Deputy Chief Mike Jaafar of Wayne County in Michigan is also fasting this year.
Jaafar says Ramadan is “kind of a cool time,” but he doesn’t mean temperature.
In fact, for the last several years, Ramadan has fallen during the hottest summer months. The holy month is calculated by a lunar, rather than fixed calendar, so it rotates from year to year.
“Unfortunately, I can’t adjust my schedule in the profession I am in. This year is going to be a tough one,” Jaafar said. He is expected to keep the same long hours and fulfill the same duties as his fellow officers.
But there are some perks to celebrating Ramadan in Michigan, home to the largest concentration of American Muslims in the United States. When the holy month comes around, fasting isn’t much of a foreign concept, even for those not Muslim.
This understanding translates into small workarounds for Jaafar. Sometimes, if he begins his workday early enough, he is able to finish in time to get home for dinner.
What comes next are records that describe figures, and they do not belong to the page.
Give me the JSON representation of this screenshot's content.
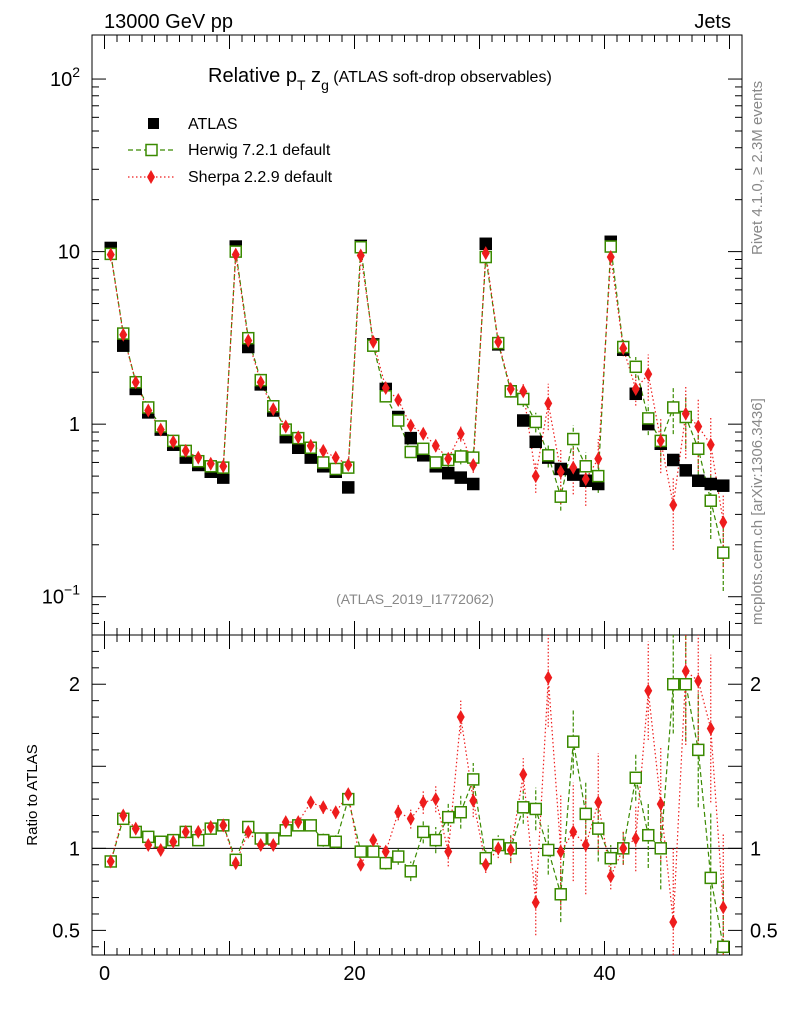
{
  "header": {
    "left": "13000 GeV pp",
    "right": "Jets"
  },
  "side": {
    "rivet": "Rivet 4.1.0, ≥ 2.3M events",
    "mcplots": "mcplots.cern.ch [arXiv:1306.3436]"
  },
  "title": {
    "main": "Relative p",
    "sub1": "T",
    "mid": " z",
    "sub2": "g",
    "rest": " (ATLAS soft-drop observables)"
  },
  "analysis_id": "(ATLAS_2019_I1772062)",
  "y_axis_ratio_label": "Ratio to ATLAS",
  "upper_ticks": [
    {
      "v": 100,
      "base": "10",
      "exp": "2"
    },
    {
      "v": 10,
      "base": "10",
      "exp": ""
    },
    {
      "v": 1,
      "base": "1",
      "exp": ""
    },
    {
      "v": 0.1,
      "base": "10",
      "exp": "−1"
    }
  ],
  "ratio_ticks": [
    {
      "v": 2,
      "label": "2"
    },
    {
      "v": 1,
      "label": "1"
    },
    {
      "v": 0.5,
      "label": "0.5"
    }
  ],
  "x_ticks": [
    {
      "v": 0,
      "label": "0"
    },
    {
      "v": 20,
      "label": "20"
    },
    {
      "v": 40,
      "label": "40"
    }
  ],
  "chart_data": {
    "type": "scatter",
    "title": "Relative pT zg (ATLAS soft-drop observables)",
    "xlabel": "",
    "ylabel": "",
    "xlim": [
      -1,
      51
    ],
    "ylim": [
      0.06,
      180
    ],
    "yscale": "log",
    "ratio_ylim": [
      0.35,
      2.3
    ],
    "legend_position": "top-left",
    "x": [
      0.5,
      1.5,
      2.5,
      3.5,
      4.5,
      5.5,
      6.5,
      7.5,
      8.5,
      9.5,
      10.5,
      11.5,
      12.5,
      13.5,
      14.5,
      15.5,
      16.5,
      17.5,
      18.5,
      19.5,
      20.5,
      21.5,
      22.5,
      23.5,
      24.5,
      25.5,
      26.5,
      27.5,
      28.5,
      29.5,
      30.5,
      31.5,
      32.5,
      33.5,
      34.5,
      35.5,
      36.5,
      37.5,
      38.5,
      39.5,
      40.5,
      41.5,
      42.5,
      43.5,
      44.5,
      45.5,
      46.5,
      47.5,
      48.5,
      49.5
    ],
    "series": [
      {
        "name": "ATLAS",
        "color": "#000000",
        "marker": "filled-square",
        "values": [
          10.5,
          2.85,
          1.6,
          1.17,
          0.93,
          0.76,
          0.64,
          0.58,
          0.53,
          0.49,
          10.7,
          2.8,
          1.7,
          1.2,
          0.84,
          0.73,
          0.64,
          0.57,
          0.53,
          0.43,
          10.8,
          2.9,
          1.6,
          1.1,
          0.83,
          0.66,
          0.57,
          0.52,
          0.49,
          0.45,
          11.1,
          2.9,
          1.55,
          1.05,
          0.79,
          0.64,
          0.55,
          0.51,
          0.47,
          0.45,
          11.4,
          2.7,
          1.5,
          1.0,
          0.77,
          0.62,
          0.54,
          0.47,
          0.45,
          0.44
        ],
        "ratio": []
      },
      {
        "name": "Herwig 7.2.1 default",
        "color": "#3a8a00",
        "marker": "open-square",
        "linestyle": "dashed",
        "values": [
          9.7,
          3.35,
          1.75,
          1.25,
          0.97,
          0.8,
          0.7,
          0.61,
          0.57,
          0.56,
          10.0,
          3.15,
          1.8,
          1.27,
          0.93,
          0.83,
          0.73,
          0.6,
          0.55,
          0.56,
          10.6,
          2.85,
          1.45,
          1.05,
          0.69,
          0.72,
          0.6,
          0.62,
          0.65,
          0.64,
          9.3,
          2.95,
          1.55,
          1.4,
          1.03,
          0.66,
          0.38,
          0.82,
          0.57,
          0.5,
          10.7,
          2.8,
          2.15,
          1.08,
          0.8,
          1.25,
          1.1,
          0.72,
          0.36,
          0.18
        ],
        "ratio": [
          0.92,
          1.18,
          1.1,
          1.07,
          1.04,
          1.05,
          1.1,
          1.05,
          1.12,
          1.14,
          0.93,
          1.13,
          1.06,
          1.06,
          1.11,
          1.14,
          1.14,
          1.05,
          1.04,
          1.3,
          0.98,
          0.98,
          0.91,
          0.95,
          0.86,
          1.1,
          1.05,
          1.19,
          1.22,
          1.42,
          0.94,
          1.02,
          1.0,
          1.25,
          1.24,
          0.99,
          0.72,
          1.65,
          1.21,
          1.12,
          0.94,
          1.0,
          1.43,
          1.08,
          1.0,
          2.0,
          2.0,
          1.6,
          0.82,
          0.4
        ],
        "errors": [
          0.01,
          0.01,
          0.01,
          0.01,
          0.01,
          0.01,
          0.01,
          0.01,
          0.01,
          0.01,
          0.01,
          0.02,
          0.02,
          0.02,
          0.03,
          0.03,
          0.03,
          0.04,
          0.04,
          0.04,
          0.03,
          0.03,
          0.04,
          0.05,
          0.06,
          0.07,
          0.08,
          0.09,
          0.1,
          0.1,
          0.05,
          0.06,
          0.08,
          0.1,
          0.13,
          0.15,
          0.17,
          0.2,
          0.2,
          0.2,
          0.08,
          0.1,
          0.14,
          0.2,
          0.25,
          0.3,
          0.35,
          0.35,
          0.4,
          0.4
        ]
      },
      {
        "name": "Sherpa 2.2.9 default",
        "color": "#ee1c1c",
        "marker": "filled-diamond",
        "linestyle": "dotted",
        "values": [
          9.6,
          3.3,
          1.75,
          1.2,
          0.93,
          0.79,
          0.7,
          0.64,
          0.59,
          0.57,
          9.6,
          3.05,
          1.75,
          1.22,
          0.97,
          0.84,
          0.75,
          0.7,
          0.64,
          0.58,
          9.5,
          3.0,
          1.62,
          1.38,
          0.98,
          0.88,
          0.75,
          0.63,
          0.88,
          0.58,
          9.8,
          3.0,
          1.6,
          1.55,
          0.5,
          1.32,
          0.53,
          0.56,
          0.48,
          0.63,
          9.3,
          2.75,
          1.6,
          1.95,
          0.8,
          0.34,
          1.15,
          0.97,
          0.76,
          0.27
        ],
        "ratio": [
          0.92,
          1.2,
          1.12,
          1.02,
          0.99,
          1.04,
          1.1,
          1.1,
          1.13,
          1.14,
          0.91,
          1.1,
          1.02,
          1.02,
          1.16,
          1.16,
          1.28,
          1.25,
          1.22,
          1.33,
          0.9,
          1.05,
          0.98,
          1.22,
          1.18,
          1.28,
          1.3,
          0.98,
          1.8,
          1.29,
          0.9,
          1.0,
          0.99,
          1.45,
          0.67,
          2.04,
          0.98,
          1.1,
          1.02,
          1.28,
          0.83,
          1.0,
          1.06,
          1.96,
          1.27,
          0.55,
          2.08,
          2.02,
          1.73,
          0.64
        ],
        "errors": [
          0.01,
          0.01,
          0.01,
          0.01,
          0.01,
          0.01,
          0.01,
          0.01,
          0.01,
          0.01,
          0.01,
          0.02,
          0.02,
          0.02,
          0.03,
          0.03,
          0.03,
          0.04,
          0.04,
          0.04,
          0.03,
          0.03,
          0.04,
          0.05,
          0.06,
          0.07,
          0.08,
          0.09,
          0.1,
          0.1,
          0.05,
          0.06,
          0.08,
          0.1,
          0.2,
          0.3,
          0.35,
          0.3,
          0.3,
          0.3,
          0.08,
          0.1,
          0.2,
          0.3,
          0.35,
          0.45,
          0.45,
          0.45,
          0.45,
          0.45
        ]
      }
    ]
  }
}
“My hours can be flexible, and usually I can break my fast with family,” Jaafar said. He uses this time to visit his mother every day and to attend the mosque with his children.
As for Jabbar, the medical resident is trying to make up for not fasting through other spiritually fulfilling options, such as praying and helping heal her patients.
“Spirituality has to become part of my clinical practice, because I spend so much time of my life there,” she said.
But Jabbar said she still misses the slowing down that Ramadan’s daytime fasting requires.
“I am trying to make it up in terms of remembrance,” of God, she said. “It doesn’t always feel sufficient.”